Three months after the first project ended the entire unit staff were gathered together to evaluate its effects and results. Nurses reported that they had developed greater understanding of and sensitivity towards the parents, that they had the patience now to see if a parent and/or child arrived irritable and angry where that anger originated. They felt also that the parents were calmer and appreciative of the nurses’ more sympathetic attitude and behavior. One parent had said: “We see that you see our anger”. Nurses felt that it was important that they took part in workshops that doctors, social workers and psychologists attended in order to appreciate the complexity of the challenges that the dialysis unit parents had to deal with.

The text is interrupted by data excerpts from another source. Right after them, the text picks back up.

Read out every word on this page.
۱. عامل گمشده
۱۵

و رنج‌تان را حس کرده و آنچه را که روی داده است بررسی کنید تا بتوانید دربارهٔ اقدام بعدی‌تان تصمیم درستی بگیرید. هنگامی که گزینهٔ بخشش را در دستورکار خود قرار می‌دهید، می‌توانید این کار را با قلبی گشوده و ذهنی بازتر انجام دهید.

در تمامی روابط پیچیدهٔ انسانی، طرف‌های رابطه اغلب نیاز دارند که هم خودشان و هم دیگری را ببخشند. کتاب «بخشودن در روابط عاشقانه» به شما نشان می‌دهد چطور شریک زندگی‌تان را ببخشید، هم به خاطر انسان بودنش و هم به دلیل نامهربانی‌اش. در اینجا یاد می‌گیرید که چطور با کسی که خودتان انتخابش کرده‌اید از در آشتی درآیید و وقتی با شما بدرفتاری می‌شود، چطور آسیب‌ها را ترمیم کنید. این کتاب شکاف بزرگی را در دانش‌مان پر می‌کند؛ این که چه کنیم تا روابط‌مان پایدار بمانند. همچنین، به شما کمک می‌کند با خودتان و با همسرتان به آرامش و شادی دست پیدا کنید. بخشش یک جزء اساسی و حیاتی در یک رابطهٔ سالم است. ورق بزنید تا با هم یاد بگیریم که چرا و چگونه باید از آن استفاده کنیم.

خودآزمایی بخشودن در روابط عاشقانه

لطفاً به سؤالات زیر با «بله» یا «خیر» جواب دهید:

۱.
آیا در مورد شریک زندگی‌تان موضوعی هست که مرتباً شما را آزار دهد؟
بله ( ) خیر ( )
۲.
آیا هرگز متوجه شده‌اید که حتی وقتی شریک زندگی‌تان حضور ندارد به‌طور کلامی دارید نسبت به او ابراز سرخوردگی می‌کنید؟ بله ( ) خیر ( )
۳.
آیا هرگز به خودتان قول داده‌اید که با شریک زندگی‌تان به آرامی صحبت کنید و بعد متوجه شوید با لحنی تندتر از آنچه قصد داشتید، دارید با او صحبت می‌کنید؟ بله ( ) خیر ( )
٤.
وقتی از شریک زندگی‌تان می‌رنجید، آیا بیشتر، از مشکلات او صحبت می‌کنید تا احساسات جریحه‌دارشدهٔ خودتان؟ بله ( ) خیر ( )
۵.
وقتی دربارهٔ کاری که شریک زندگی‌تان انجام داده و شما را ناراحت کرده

For my part, I knew from my close personal acquaintance with the parents that some degree of group coherence had appeared among them, and also between them and the unit team. The project had delivered the message that the parents were not alone, that support was available. Each parent had also seen and heard with their own eyes and ears that they were not alone in their suffering, that many other parents were ‘in the same boat’. They had heard the ways other parents were finding to cope. An unexpected benefit of the project was that unmarried nurses and male nurses learnt a lot about the world of mothering and its inner workings, which made them much more sensitive nurses.

Conclusions

The findings of this study make a useful contribution to nursing practice. Nurses need to recognize that the parents of children on dialysis require additional education and support beyond the medical management of the child’s condition. Nurses, and other hospital professions, need to learn the many ways in which they can support these families and help teach them strategies to facilitate coping with their child’s illness and suffering.

The project has demonstrated the importance of short-term crisis intervention, that even a time-limited but intense intervention has the power to markedly improve the quality of family life.

Acknowledgements

The two senior co-authors wish to warmly acknowledge the contributions to this project of the management of the Mayer Children’s Hospital, Rambam Campus, Haifa, of the director and staff of its Pediatric Nephrology unit, and of all the parents who took such a bold part in the project.

Learning Outcome

• The projects essence was to give parents hope and the sense they were not alone.

• Nursing staff benefitted from the intervention as much as the parents.

• The multiple stresses on parents came as a severe shock to all staff.

• To be good doctors and nurses staff have to learn these stresses.

• Staff and unit have to learn to give non-clinical support.